I waited. He did not come.
I rebelled, wishing it would attract him. I scoured the library, looking for other things to read, other things to do. Then I paused. I stumbled into a brown leather book that was bound, almost like it was hidden somewhere but then someone must have taken it out and forgot to put it back fully.
My hand reached for the book absentmindedly — but then my heart dropped.
“This journal belongs to Mabel —“
“What are you doing here?”
I dropped the book and snapped toward the door. It was a man. Someone I had never seen before. He got that vicious look like Icarus. The same eyes. The same rugged look. He was almost as big as him. I froze — forgetting about the whole thing. “I—I was just—“
“This place is off-limits,” he snapped.
“Sorry, I — I thought Icarus would be here —“
“Who are you?”
I blinked. “My name is Soraya.”
“And who are you?”
“I —“ What was this? Why did I hesitate so much to answer this question? I looked like a thief in front of him and it would not be so surprising that he would think of me as one too. “I’m just —“
“She’s the stepdaughter.”
I flinched really hard. There was an old man. The housekeeper. That ancient thing. He leered at me like he always did.
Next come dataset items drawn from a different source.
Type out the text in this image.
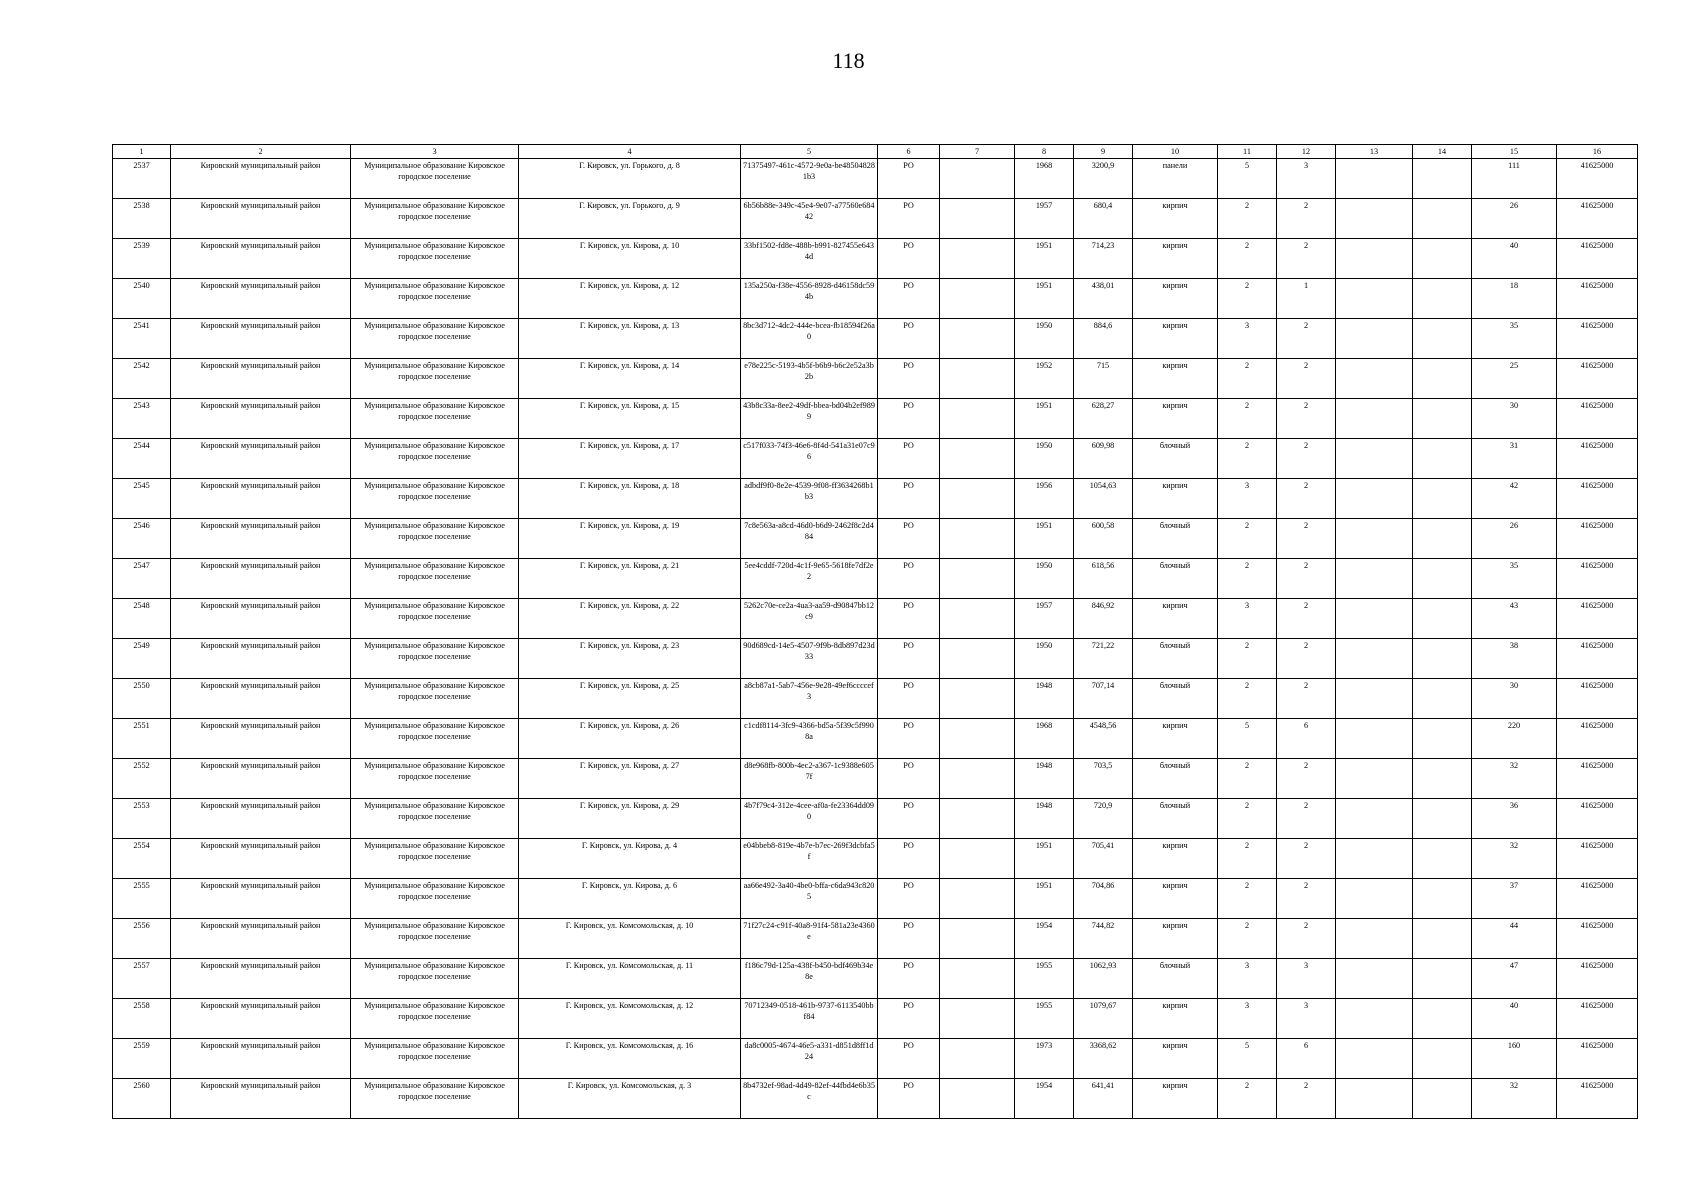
118
1	2	3	4	5	6	7	8	9	10	11	12	13	14	15	16
2537	Кировский муниципальный район	Муниципальное образование Кировское городское поселение	Г. Кировск, ул. Горького, д. 8	71375497-461c-4572-9e0a-be485048281b3	РО		1968	3200,9	панели	5	3			111	41625000
2538	Кировский муниципальный район	Муниципальное образование Кировское городское поселение	Г. Кировск, ул. Горького, д. 9	6b56b88e-349c-45e4-9e07-a77560e68442	РО		1957	680,4	кирпич	2	2			26	41625000
2539	Кировский муниципальный район	Муниципальное образование Кировское городское поселение	Г. Кировск, ул. Кирова, д. 10	33bf1502-fd8e-488b-b991-827455e6434d	РО		1951	714,23	кирпич	2	2			40	41625000
2540	Кировский муниципальный район	Муниципальное образование Кировское городское поселение	Г. Кировск, ул. Кирова, д. 12	135a250a-f38e-4556-8928-d46158dc594b	РО		1951	438,01	кирпич	2	1			18	41625000
2541	Кировский муниципальный район	Муниципальное образование Кировское городское поселение	Г. Кировск, ул. Кирова, д. 13	8bc3d712-4dc2-444e-bcea-fb18594f26a0	РО		1950	884,6	кирпич	3	2			35	41625000
2542	Кировский муниципальный район	Муниципальное образование Кировское городское поселение	Г. Кировск, ул. Кирова, д. 14	e78e225c-5193-4b5f-b6b9-b6c2e52a3b2b	РО		1952	715	кирпич	2	2			25	41625000
2543	Кировский муниципальный район	Муниципальное образование Кировское городское поселение	Г. Кировск, ул. Кирова, д. 15	43b8c33a-8ee2-49df-bbea-bd04b2ef9899	РО		1951	628,27	кирпич	2	2			30	41625000
2544	Кировский муниципальный район	Муниципальное образование Кировское городское поселение	Г. Кировск, ул. Кирова, д. 17	c517f033-74f3-46e6-8f4d-541a31e07c96	РО		1950	609,98	блочный	2	2			31	41625000
2545	Кировский муниципальный район	Муниципальное образование Кировское городское поселение	Г. Кировск, ул. Кирова, д. 18	adbdf9f0-8e2e-4539-9f08-ff3634268b1b3	РО		1956	1054,63	кирпич	3	2			42	41625000
2546	Кировский муниципальный район	Муниципальное образование Кировское городское поселение	Г. Кировск, ул. Кирова, д. 19	7c8e563a-a8cd-46d0-b6d9-2462f8c2d484	РО		1951	600,58	блочный	2	2			26	41625000
2547	Кировский муниципальный район	Муниципальное образование Кировское городское поселение	Г. Кировск, ул. Кирова, д. 21	5ee4cddf-720d-4c1f-9e65-5618fe7df2e2	РО		1950	618,56	блочный	2	2			35	41625000
2548	Кировский муниципальный район	Муниципальное образование Кировское городское поселение	Г. Кировск, ул. Кирова, д. 22	5262c70e-ce2a-4ua3-aa59-d90847bb12c9	РО		1957	846,92	кирпич	3	2			43	41625000
2549	Кировский муниципальный район	Муниципальное образование Кировское городское поселение	Г. Кировск, ул. Кирова, д. 23	90d689cd-14e5-4507-9f9b-8db897d23d33	РО		1950	721,22	блочный	2	2			38	41625000
2550	Кировский муниципальный район	Муниципальное образование Кировское городское поселение	Г. Кировск, ул. Кирова, д. 25	a8cb87a1-5ab7-456e-9e28-49ef6ccccef3	РО		1948	707,14	блочный	2	2			30	41625000
2551	Кировский муниципальный район	Муниципальное образование Кировское городское поселение	Г. Кировск, ул. Кирова, д. 26	c1cdf8114-3fc9-4366-bd5a-5f39c5f9908a	РО		1968	4548,56	кирпич	5	6			220	41625000
2552	Кировский муниципальный район	Муниципальное образование Кировское городское поселение	Г. Кировск, ул. Кирова, д. 27	d8e968fb-800b-4ec2-a367-1c9388e6057f	РО		1948	703,5	блочный	2	2			32	41625000
2553	Кировский муниципальный район	Муниципальное образование Кировское городское поселение	Г. Кировск, ул. Кирова, д. 29	4b7f79c4-312e-4cee-af0a-fe23364dd090	РО		1948	720,9	блочный	2	2			36	41625000
2554	Кировский муниципальный район	Муниципальное образование Кировское городское поселение	Г. Кировск, ул. Кирова, д. 4	e04bbeb8-819e-4b7e-b7ec-269f3dcbfa5f	РО		1951	705,41	кирпич	2	2			32	41625000
2555	Кировский муниципальный район	Муниципальное образование Кировское городское поселение	Г. Кировск, ул. Кирова, д. 6	aa66e492-3a40-4be0-bffa-c6da943c8205	РО		1951	704,86	кирпич	2	2			37	41625000
2556	Кировский муниципальный район	Муниципальное образование Кировское городское поселение	Г. Кировск, ул. Комсомольская, д. 10	71f27c24-c91f-40a8-91f4-581a23e4360e	РО		1954	744,82	кирпич	2	2			44	41625000
2557	Кировский муниципальный район	Муниципальное образование Кировское городское поселение	Г. Кировск, ул. Комсомольская, д. 11	f186c79d-125a-438f-b450-bdf469b34e8e	РО		1955	1062,93	блочный	3	3			47	41625000
2558	Кировский муниципальный район	Муниципальное образование Кировское городское поселение	Г. Кировск, ул. Комсомольская, д. 12	70712349-0518-461b-9737-6113540bbf84	РО		1955	1079,67	кирпич	3	3			40	41625000
2559	Кировский муниципальный район	Муниципальное образование Кировское городское поселение	Г. Кировск, ул. Комсомольская, д. 16	da8c0005-4674-46e5-a331-d851d8ff1d24	РО		1973	3368,62	кирпич	5	6			160	41625000
2560	Кировский муниципальный район	Муниципальное образование Кировское городское поселение	Г. Кировск, ул. Комсомольская, д. 3	8b4732ef-98ad-4d49-82ef-44fbd4e6b35c	РО		1954	641,41	кирпич	2	2			32	41625000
I forgot his name.
“Oh.” The man looked me up and down, mesmerized. “The stepdaughter?”
“He’s just my guardian —“
“The stepdaughter.”
I wished he would stop saying that in my face. “Who are you?” I asked.
“Thorne.”
“And who are you?” I mimicked him.
He chuckled. “I’m his Be —“ he paused, catching himself. The old man glared at him, calling him stupid in all other languages. “Beloved brother.” He smiled with a strain at me.
“Icarus never told me he has a brother.”
“He never tells you anything,” the old man belittled me.
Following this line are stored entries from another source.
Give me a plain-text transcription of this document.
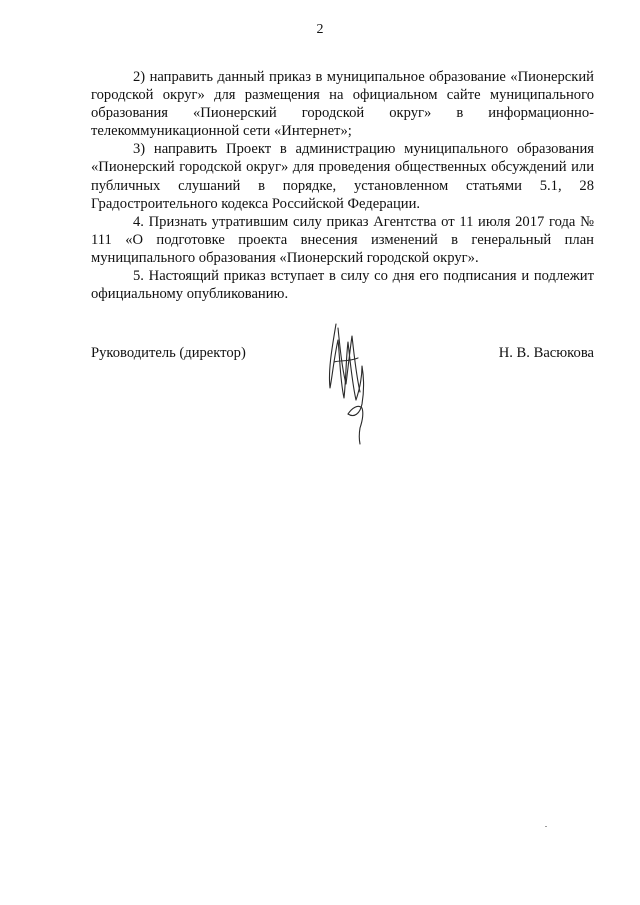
2

2) направить данный приказ в муниципальное образование «Пионерский городской округ» для размещения на официальном сайте муниципального образования «Пионерский городской округ» в информационно-телекоммуникационной сети «Интернет»;

3) направить Проект в администрацию муниципального образования «Пионерский городской округ» для проведения общественных обсуждений или публичных слушаний в порядке, установленном статьями 5.1, 28 Градостроительного кодекса Российской Федерации.

4. Признать утратившим силу приказ Агентства от 11 июля 2017 года № 111 «О подготовке проекта внесения изменений в генеральный план муниципального образования «Пионерский городской округ».

5. Настоящий приказ вступает в силу со дня его подписания и подлежит официальному опубликованию.

Руководитель (директор)	Н. В. Васюкова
“Okay, then.” I cleared my throat.
The air became awkward and I quickly saw myself out. But before then, Thorne grabbed my arm, causing me to gasp. “You don’t want to snoop around here, girl. Consider it a warning.”
“And why is that?”
“You might find secrets that you don’t want to find.”
~ ~ ~
He knocked in the middle of the night, snapping me out of my reverie. I was in the process of clenching my fists so hard so I would not tremble anymore. My palms had little crescent moon blood on them. Proof of how much I was trying.
Still, with shaky knees, I walked toward the door and I opened it.
I found him in the hallway.
He was just standing there.
His back was to me. His hands were clenched at his sides. His hair was wet — again — dripping down his neck. He smelled like rain, wet soil, and something restrained.
“Icarus,” I whispered his name and it sounded like an oath.
He did not turn. I took a step closer, holding one firm hand on the knob. My body throbbed at the sight of him. I wanted to reach for him, to touch him — but his back muscles flexed as if he already knew I was going to do it.
“Icarus —“ He exhaled deeply. “You left all day.” His neck tensed. “I needed you,” I confessed.
He finally turned his head — just barely. And his eyes burned gold. “Don’t,” he growled. “Not tonight.”
I took another step. “You can’t just leave me like this. It hurts. Somehow — I find myself needing you and when you’re near, it disappears.”
He turned fully now, towering over me. His nostrils flared. His chest rose and fell in sharp, angry breaths. “You were wandering again today —“
“I am not a prisoner here.”
“You aren’t, but —“
“What — I can’t go to the library again? Is it meant for the male eyes only?”
“No. It holds secrets, that’s why. Ancient secrets,” his jaw hardened.
“And I can’t know about them?”
Icarus hesitated. He nodded without saying anything.
“Icarus?”
“Hmm?”
“I lust for you, aren’t I?”
Icarus was mortified. “You need to shut up.”
“This isn’t fair! If you know how to help me then tell me.”
He suddenly lunged, and my back hit the walls. His hand slammed into the wall beside my head.
I gasped.
He leaned in, nose to my throat, breathing me in. His body did not touch mine, but it was close. Too close.
“What are you doing?”
“You will sleep in the east wing from now on.”
I froze. “What?”
“There’s a barrier there. My scent won’t reach you. Yours won’t reach me. You’ll be able to breathe.”
“Don’t you dare lock me away —“
“It’s for your own protection.”
“For you maybe. Not for me. Why would I need protection?”
Icarus’s face fell. He grabbed my shoulders — firm and trembling. “You are not ready for what I would become if I gave in to temptation.”